- Born: 24 June 1954 Bangkok, Thailand
- Died: 7 June 2013 (aged 58) Prachuap Khiri Khan, Thailand
- Children: Kongkarun Siprasan
- Parents: Plaek Anchanbutr (father); Nantha Chatrakul na Ayudhaya (mother);

= Akeyuth Anchanbutr =

Akeyuth Anchanbutr (เอกยุทธ อัญชันบุตร; ; 24 June 1954—7 June 2013) was a Thai pyramid scheme operator and political activist.

Akeyuth was the head of the controversial Charter Investment pyramid scheme, which collapsed in 1983. He fled to England in 1984 to avoid charges. Akeyuth then invested the proceeds of pyramid scheme in a chain of oriental supermarkets and is estimated to have accumulated a personal wealth of billions.

In 2004, after the 20 year statute of limitations was exhausted, he returned to Thailand and launched a campaign against Prime Minister Thaksin Shinawatra. His Thailand Insider website was strongly critical of the Prime Minister, and was temporarily blocked by Thai authorities on June 21, 2005, and again on December 15, 2005. He also attacked the premiership of Thaksin's sister Yingluck Shinawatra, causing a scandal in 2012 when he revealed that she had a private meeting with business executives at the Four Seasons Hotel in Bangkok.

Akeyuth was murdered in June 2013. He was last seen on 6 June, and his body discovered on 11 June.
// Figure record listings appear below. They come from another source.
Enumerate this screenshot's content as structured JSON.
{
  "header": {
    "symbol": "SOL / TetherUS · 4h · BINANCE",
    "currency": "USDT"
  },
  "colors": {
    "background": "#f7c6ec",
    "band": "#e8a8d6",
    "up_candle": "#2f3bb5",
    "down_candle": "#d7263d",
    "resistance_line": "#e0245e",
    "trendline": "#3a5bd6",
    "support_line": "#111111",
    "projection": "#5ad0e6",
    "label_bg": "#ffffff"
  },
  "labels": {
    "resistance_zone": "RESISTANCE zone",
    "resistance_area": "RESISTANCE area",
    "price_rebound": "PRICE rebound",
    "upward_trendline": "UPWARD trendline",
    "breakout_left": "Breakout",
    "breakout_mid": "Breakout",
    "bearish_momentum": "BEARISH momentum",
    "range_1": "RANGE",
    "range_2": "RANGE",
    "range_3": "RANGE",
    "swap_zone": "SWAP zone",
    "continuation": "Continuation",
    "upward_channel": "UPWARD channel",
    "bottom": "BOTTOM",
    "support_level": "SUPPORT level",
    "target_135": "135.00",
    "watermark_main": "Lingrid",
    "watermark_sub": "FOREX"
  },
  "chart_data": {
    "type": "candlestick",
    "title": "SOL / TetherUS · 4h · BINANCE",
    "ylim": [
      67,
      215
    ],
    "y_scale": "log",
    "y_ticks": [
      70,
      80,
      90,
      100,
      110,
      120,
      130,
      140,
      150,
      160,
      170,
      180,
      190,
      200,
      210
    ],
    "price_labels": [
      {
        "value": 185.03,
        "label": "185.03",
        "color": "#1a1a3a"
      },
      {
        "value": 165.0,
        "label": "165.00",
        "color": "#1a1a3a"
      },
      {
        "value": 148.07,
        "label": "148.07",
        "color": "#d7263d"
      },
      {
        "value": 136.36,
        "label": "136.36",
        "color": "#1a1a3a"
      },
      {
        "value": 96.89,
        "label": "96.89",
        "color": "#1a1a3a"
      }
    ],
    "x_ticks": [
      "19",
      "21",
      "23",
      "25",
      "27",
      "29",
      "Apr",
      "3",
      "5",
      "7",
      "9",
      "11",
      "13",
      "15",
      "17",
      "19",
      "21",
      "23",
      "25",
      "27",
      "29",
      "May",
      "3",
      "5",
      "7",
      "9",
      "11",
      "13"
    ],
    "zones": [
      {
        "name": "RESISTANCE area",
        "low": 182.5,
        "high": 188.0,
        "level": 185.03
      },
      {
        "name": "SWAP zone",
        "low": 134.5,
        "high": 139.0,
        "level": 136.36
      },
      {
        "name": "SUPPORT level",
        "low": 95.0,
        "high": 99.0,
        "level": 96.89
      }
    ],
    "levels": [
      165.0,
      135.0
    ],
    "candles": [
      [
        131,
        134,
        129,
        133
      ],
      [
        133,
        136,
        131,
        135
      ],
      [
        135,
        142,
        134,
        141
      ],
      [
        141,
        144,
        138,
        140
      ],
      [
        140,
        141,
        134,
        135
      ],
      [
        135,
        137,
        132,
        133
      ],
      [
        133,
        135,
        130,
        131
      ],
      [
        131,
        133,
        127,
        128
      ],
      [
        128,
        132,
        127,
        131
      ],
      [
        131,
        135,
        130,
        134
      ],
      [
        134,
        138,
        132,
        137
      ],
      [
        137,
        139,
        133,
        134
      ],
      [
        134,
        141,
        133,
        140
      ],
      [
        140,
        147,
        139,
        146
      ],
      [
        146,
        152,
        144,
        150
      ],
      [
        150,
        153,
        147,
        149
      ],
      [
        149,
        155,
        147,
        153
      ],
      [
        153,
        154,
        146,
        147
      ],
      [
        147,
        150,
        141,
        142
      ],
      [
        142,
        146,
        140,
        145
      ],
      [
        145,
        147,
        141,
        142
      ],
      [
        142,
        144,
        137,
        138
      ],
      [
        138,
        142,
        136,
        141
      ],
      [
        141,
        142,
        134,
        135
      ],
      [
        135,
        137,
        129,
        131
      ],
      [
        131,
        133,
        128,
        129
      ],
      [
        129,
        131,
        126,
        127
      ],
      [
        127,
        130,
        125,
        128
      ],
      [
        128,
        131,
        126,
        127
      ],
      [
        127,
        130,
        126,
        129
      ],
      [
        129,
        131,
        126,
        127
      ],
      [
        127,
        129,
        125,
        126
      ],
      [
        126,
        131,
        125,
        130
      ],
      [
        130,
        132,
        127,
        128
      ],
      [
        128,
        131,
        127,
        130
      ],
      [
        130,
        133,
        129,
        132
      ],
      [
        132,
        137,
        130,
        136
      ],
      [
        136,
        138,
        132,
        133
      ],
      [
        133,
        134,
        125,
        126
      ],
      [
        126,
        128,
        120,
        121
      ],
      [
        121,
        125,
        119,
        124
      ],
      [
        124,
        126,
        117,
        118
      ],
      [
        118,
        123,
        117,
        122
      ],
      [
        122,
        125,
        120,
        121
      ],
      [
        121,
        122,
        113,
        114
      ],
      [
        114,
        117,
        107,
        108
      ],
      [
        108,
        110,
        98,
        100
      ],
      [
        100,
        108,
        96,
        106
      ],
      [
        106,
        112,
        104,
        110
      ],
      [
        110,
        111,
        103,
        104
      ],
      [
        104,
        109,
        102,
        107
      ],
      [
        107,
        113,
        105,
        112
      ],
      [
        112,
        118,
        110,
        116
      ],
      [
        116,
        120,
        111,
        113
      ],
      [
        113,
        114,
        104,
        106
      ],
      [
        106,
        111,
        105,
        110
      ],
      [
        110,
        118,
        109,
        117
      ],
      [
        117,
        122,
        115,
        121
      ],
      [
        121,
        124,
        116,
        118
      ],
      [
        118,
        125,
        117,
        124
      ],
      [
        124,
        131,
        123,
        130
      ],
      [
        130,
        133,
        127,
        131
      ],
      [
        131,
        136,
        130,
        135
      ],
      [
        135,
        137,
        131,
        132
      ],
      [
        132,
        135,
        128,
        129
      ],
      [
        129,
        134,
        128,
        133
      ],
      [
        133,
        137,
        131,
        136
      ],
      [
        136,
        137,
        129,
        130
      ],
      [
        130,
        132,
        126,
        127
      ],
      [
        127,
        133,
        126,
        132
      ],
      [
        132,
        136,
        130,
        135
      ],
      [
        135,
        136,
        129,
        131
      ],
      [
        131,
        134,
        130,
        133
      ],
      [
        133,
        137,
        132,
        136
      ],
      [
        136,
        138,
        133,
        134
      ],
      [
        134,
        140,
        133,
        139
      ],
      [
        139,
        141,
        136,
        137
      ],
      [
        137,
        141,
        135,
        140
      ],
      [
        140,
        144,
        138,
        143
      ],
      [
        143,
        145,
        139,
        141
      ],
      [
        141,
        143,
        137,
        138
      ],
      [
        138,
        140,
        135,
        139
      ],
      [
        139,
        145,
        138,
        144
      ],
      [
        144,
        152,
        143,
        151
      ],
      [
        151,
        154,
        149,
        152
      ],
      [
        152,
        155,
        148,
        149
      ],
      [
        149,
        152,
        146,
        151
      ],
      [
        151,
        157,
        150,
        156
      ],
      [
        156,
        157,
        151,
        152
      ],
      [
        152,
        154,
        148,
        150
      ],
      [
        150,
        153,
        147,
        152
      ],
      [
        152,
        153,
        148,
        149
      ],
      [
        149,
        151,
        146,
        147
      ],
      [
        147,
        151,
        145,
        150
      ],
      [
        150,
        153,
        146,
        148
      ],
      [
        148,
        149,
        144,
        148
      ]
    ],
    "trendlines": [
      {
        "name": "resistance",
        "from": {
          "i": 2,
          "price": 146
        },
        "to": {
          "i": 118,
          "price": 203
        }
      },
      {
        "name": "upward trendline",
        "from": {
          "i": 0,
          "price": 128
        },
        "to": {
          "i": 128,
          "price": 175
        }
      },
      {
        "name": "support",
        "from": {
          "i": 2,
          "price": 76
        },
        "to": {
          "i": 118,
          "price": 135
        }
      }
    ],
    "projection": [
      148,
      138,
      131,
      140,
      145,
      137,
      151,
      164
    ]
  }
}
His driver Santiphap Pengduang was arrested and confessed to murdering Akeyuth with financial motives. This was questioned by Akeyuth's former lawyer Suwat Apaipak, who said that Santiphap had later claimed to have been hired. However, Suwat dropped the case in August, claiming to have received death threats. Santiphap and his friend Sutthipoing Pimpisarn were sentenced in December 2014 to death commuted to life imprisonment for their confessions, while two others, who had been involved in concealing the body, received nineteen and eight months. Santiphap's parents were found guilty of keeping and hiding the stolen cash. They appealed, and the case went to the Supreme Court in 2017, which upheld their sixteen-month jail terms.